Metrics are important in application security, and not just because they allow us to quantify the otherwise unquantifiable work of reducing risk that application security teams do. Metrics provide us with a way to communicate the progress of an application security program, whether to a development team that needs encouragement, to senior management or the board who want to understand the value received for their investment—or just to other members of the security team to monitor the progress of the program.
But which metrics should we use? You might expect an “it depends” answer, but there are some metrics that are important for any application security program, regardless of audience or goals. We’ll take a look at a few of them in this post.

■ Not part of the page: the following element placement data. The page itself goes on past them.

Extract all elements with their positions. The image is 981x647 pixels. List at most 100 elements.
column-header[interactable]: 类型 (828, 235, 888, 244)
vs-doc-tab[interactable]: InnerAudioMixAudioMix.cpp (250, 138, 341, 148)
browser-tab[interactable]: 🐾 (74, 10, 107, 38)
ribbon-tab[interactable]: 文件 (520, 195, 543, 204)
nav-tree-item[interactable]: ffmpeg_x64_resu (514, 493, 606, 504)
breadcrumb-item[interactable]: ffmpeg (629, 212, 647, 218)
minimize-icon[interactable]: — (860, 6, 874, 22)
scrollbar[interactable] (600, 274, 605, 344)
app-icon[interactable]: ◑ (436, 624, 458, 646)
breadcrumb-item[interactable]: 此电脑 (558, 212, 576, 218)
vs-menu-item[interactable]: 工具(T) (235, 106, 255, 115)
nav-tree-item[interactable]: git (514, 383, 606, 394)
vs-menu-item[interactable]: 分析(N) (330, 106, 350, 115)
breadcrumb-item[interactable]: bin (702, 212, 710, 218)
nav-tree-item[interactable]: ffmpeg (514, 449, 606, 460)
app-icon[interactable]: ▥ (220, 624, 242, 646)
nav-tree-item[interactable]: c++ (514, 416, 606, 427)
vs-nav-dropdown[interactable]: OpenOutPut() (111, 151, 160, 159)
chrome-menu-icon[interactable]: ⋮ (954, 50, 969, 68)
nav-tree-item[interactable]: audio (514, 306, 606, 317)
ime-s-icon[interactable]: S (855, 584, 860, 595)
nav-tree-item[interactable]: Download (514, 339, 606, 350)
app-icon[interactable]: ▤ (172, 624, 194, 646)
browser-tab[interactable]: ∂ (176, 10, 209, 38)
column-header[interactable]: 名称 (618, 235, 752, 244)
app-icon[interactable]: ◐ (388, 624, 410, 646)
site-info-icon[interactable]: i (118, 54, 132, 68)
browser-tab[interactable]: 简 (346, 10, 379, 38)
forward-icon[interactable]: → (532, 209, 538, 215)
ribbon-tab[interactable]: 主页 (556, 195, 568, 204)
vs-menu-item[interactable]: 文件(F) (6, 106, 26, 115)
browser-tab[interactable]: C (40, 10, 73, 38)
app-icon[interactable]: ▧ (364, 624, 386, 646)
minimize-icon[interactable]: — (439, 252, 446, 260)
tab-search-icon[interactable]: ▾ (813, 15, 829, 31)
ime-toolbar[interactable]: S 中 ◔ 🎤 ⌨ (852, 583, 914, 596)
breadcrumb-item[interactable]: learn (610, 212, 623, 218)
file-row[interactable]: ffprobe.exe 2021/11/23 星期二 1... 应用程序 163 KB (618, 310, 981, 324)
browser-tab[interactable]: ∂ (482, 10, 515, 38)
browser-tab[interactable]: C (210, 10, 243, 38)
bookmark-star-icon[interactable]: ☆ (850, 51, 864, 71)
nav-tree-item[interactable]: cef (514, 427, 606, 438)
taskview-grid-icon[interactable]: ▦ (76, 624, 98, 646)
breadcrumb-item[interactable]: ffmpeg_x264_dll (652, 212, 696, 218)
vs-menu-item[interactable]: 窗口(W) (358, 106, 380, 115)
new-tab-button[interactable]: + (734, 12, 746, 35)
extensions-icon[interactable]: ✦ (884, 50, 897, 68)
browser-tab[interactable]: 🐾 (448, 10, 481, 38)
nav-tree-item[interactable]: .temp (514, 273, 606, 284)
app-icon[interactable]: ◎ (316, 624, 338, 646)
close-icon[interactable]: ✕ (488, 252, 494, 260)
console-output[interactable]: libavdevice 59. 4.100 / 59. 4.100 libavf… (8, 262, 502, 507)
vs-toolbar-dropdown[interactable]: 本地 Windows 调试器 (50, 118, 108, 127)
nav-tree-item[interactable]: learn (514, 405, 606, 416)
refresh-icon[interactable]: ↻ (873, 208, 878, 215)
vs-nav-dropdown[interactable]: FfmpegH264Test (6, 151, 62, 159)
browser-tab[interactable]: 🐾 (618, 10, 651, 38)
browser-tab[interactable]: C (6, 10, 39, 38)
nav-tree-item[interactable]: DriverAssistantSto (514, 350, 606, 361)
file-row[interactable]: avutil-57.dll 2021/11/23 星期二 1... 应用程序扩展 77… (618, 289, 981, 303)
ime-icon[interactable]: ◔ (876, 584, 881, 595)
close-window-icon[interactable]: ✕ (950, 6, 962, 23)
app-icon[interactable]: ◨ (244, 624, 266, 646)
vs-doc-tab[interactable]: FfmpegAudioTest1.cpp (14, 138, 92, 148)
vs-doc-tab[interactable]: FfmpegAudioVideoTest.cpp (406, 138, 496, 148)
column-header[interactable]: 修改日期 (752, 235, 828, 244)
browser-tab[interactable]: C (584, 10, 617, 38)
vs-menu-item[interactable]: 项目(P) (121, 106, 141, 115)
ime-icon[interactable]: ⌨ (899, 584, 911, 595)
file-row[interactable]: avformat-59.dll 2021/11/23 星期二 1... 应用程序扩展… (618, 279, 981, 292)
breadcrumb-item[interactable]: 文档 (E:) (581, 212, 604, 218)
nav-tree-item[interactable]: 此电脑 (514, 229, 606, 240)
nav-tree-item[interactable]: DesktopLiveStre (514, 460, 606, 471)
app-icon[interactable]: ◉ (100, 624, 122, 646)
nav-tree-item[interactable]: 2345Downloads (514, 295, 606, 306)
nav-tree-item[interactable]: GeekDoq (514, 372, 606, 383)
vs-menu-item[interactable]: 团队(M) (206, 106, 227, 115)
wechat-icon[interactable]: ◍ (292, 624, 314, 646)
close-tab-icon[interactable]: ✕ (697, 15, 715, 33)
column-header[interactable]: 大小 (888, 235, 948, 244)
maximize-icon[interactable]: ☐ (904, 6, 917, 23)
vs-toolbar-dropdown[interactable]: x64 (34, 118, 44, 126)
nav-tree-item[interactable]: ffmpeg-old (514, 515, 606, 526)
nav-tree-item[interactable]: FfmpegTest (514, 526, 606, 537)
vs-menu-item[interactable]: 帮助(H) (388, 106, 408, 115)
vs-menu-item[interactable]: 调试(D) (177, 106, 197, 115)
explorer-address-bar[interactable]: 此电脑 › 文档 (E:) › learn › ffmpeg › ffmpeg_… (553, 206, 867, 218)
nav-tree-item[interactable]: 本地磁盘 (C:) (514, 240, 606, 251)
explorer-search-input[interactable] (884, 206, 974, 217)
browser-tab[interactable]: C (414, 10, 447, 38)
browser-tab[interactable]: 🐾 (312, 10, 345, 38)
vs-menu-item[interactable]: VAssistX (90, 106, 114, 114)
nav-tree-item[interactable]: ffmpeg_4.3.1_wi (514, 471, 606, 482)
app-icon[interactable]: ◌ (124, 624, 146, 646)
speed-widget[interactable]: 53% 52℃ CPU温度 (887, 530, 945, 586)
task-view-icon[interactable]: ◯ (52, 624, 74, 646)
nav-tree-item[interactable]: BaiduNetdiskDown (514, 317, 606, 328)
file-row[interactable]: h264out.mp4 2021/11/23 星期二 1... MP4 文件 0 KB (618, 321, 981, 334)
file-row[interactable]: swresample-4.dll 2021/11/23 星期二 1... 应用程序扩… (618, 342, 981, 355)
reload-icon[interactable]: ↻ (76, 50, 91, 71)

One of the problems with application security is the challenge of combining data from multiple assessment technologies and approaches—static analysis, software composition analysis, dynamic analysis, manual penetration testing—into a single picture of the application’s quality. All software has vulnerabilities, and fixing them contends with other business priorities, so setting “no vulnerabilities” as a business goal is a doomed strategy. But how can we make it easy for development teams and security personnel to make the tradeoff decisions between fixing vulnerabilities and accepting risk in a way that is consistent with the goals of the business?
One way is by defining an application security policy, a yardstick of acceptable and unacceptable risk. You can define a policy according to industry regulations and standards like PCI, or simply according to the security goals of your organization (e.g. no SQL Injection). And a policy helps to boil all those assessment findings down to a simple pass/fail.
An important thing to bear in mind about policy is setting the bar for the policy properly. We know, from studies like the Veracode State of Software Security, that all software has vulnerabilities. For instance, over 65% of the applications assessed by Veracode over an 18 month period failed the OWASP Top 10 on their first assessment. Building a policy that’s realistic for your organization is an important first step to making sure that development teams don’t get disheartened and cause the program to fail.
One way to think about how to set your policy is to think about the vulnerability landscape. Which vulnerabilities pose a particular risk to your applications and industry? Examining the data from the State of Software Security can again help.
Veracode’s data shows that not every vulnerability category is equally prevalent. For instance, SQL Injection, a very serious vulnerability that could allow an attacker to steal or destroy data through your application, is only present in about 30% of all applications on average (40% if you’re in Government). So it may make sense to start by focusing your program on eradication of a vulnerability that’s not completely pervasive but which can cause a lot of damage.
On the other hand, you may want to focus on other vulnerability categories based on industry requirements. For instance, 80% of all healthcare applications tested had cryptographic weaknesses. That’s a problem if the cryptography in the application is protecting sensitive personal health information, which is covered under HIPAA. So you may want to focus on eradicating those vulnerabilities that put you at risk of compliance violations.
If we know what our policy is, the likelihood of passing the policy, and the risks according to the application landscape, it’s easy to despair. One of the problems of application security programs is that they focus on finding flaws. Application security companies even brag about how fast they’ll help you find that first vulnerability. But that kind of misses the plot. The real goal of an application security program is how effectively you can fix the flaws you find. And with the right help, your developers can make real progress here.
Again, looking at State of Software Security data, we see some industries achieve a very high fix rate. Manufacturing organizations, on average, are fixing almost four out of every five flaws found. So it’s definitely possible to make a real difference, and tracking and reporting the flaw fix rate (ratio of fixed flaws to discovered flaws) is a great way to report your progress. It’s even a good metric to use for encouraging a little friendly competition among development teams or business units.
So if policy compliance, vulnerability distribution, and flaw fix rate are all key metrics, what else should we report? Here the answer is really up to you—and the goals of your program.
Trying to educate your developers about secure coding principles? Maybe the percentage of developers enrolled in eLearning courses, and the percentage of required courses completed. What if your goal is to shift application security “leftward,” and move away from single point-in-time assessments to integrating application security testing into your SDLC? Looking at the percentage of applications being tested via automation might be a good way to measure your progress. Ultimately your metrics dashboard should reflect the goals of your business.
By the way, you should make sure that your application security testing approach supports the metrics you need to report! Nothing kills enthusiasm faster than designing a perfect metrics regime only to discover that you’ll have to export data to Excel to report it.
The bottom line is that you can quantify risk reduction and choose metrics that both report your success and help you manage your program. Who said numbers were boring?